Mondays hurt. They always have and I reckon they always will. On this particular one I woke up with a sore throat and a sleep deficit. On Saturday night, I went out and felt invincible, wearing heels and a new silk blouse, I rolled into bed at 2am. And then between putting up shelves and braising oxtail on Sunday, I missed my afternoon nap.
So today, I feel a bit frayed around the edges and the only dinner that will meet my needs is chicken noodle soup. It's a cliche but my god, it works. I trust in bone marrow to fend off coughs, colds and general winter jadedness. To boost the healing power of this soup, I bought a whole cooked chicken and made a super-speedy stock. I know it adds time to the cooking process but it also gives an extra immunity hit. This soup ticks my pregnancy boxes too - protein (yes), carbs (yes) and greens (yes). Leave out the chilli if it's too lively and go easy on the soy sauce - too much salt equals painful leg cramps in my experience.
Chicken noodle soup
A one-pot protein-fuelled, feel-good soup
Serves 2 adults
1 small roasted chicken or 2 chicken breasts
2 bundles Clear Spring Udon or Blue Dragon Ramen
1l chicken stock (made from 1 stock cube)
3in piece root ginger, chopped
200g green beans, trimmed
Pinch chilli flakes
Soy sauce, to taste
1. Strip the meat off the roast chicken. Clean the bones of fat and gristle and put in a large pan. Fill with cold water until the bones are just covered then bring up to the boil. Skim off any scum with a metal spoon and pour away. Leave to simmer for as long as you can, but at least 20 mins.Remove the bones with a slotted spoon then drain through a sieve.

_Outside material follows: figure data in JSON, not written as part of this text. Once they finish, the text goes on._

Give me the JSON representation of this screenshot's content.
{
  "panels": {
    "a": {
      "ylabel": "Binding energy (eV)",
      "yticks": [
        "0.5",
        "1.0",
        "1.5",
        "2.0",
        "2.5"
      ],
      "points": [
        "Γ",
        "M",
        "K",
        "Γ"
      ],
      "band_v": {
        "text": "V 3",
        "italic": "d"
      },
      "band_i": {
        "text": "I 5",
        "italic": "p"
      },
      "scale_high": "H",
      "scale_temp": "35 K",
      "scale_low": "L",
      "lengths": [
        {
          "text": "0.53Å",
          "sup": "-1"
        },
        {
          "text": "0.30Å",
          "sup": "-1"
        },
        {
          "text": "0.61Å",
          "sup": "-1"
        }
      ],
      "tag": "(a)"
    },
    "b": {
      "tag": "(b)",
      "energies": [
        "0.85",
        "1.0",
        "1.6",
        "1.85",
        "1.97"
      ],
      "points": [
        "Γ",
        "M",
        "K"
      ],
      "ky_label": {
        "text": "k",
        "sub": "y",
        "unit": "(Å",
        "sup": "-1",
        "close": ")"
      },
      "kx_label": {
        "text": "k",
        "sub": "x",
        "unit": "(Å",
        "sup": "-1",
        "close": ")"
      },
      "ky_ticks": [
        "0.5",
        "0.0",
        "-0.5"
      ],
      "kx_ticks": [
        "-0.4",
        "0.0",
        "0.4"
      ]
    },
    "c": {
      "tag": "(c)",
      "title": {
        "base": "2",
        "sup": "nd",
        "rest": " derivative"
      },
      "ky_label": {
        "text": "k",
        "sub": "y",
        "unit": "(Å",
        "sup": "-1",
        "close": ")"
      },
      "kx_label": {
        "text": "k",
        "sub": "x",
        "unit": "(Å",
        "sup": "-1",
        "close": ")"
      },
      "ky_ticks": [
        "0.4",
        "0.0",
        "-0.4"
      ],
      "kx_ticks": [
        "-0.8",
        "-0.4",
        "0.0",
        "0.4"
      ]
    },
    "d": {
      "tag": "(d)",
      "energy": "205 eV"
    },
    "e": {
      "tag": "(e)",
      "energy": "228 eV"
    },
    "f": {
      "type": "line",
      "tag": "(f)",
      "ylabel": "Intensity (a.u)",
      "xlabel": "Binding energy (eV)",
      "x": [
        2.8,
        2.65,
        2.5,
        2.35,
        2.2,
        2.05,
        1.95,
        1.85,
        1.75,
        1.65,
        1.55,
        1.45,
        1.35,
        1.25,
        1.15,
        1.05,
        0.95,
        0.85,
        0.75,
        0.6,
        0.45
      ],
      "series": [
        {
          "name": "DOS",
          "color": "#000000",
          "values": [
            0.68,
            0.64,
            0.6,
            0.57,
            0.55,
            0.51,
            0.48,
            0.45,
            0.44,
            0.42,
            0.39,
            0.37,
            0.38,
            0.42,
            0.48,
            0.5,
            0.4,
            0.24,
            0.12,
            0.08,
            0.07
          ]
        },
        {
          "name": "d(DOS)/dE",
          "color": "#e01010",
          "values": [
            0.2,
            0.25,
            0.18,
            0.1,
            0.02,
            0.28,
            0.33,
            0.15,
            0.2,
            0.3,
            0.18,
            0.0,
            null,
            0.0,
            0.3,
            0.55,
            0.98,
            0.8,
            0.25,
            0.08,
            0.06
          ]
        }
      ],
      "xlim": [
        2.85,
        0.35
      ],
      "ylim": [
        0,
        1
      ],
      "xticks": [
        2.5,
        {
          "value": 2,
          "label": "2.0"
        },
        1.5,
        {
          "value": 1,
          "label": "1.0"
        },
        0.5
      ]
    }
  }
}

2. Meanwhile, cook the noodles according to the packet instructions then rinse thoroughly and put to the one side.
3. Add the hot chicken stock to the pan, then the ginger and green beans. Cook for 3-4 minutes then add the cooked chicken and chilli flakes. Heat through for 1-2 minutes then stir in the noodles and pour into bowls. Season with soy sauce to taste.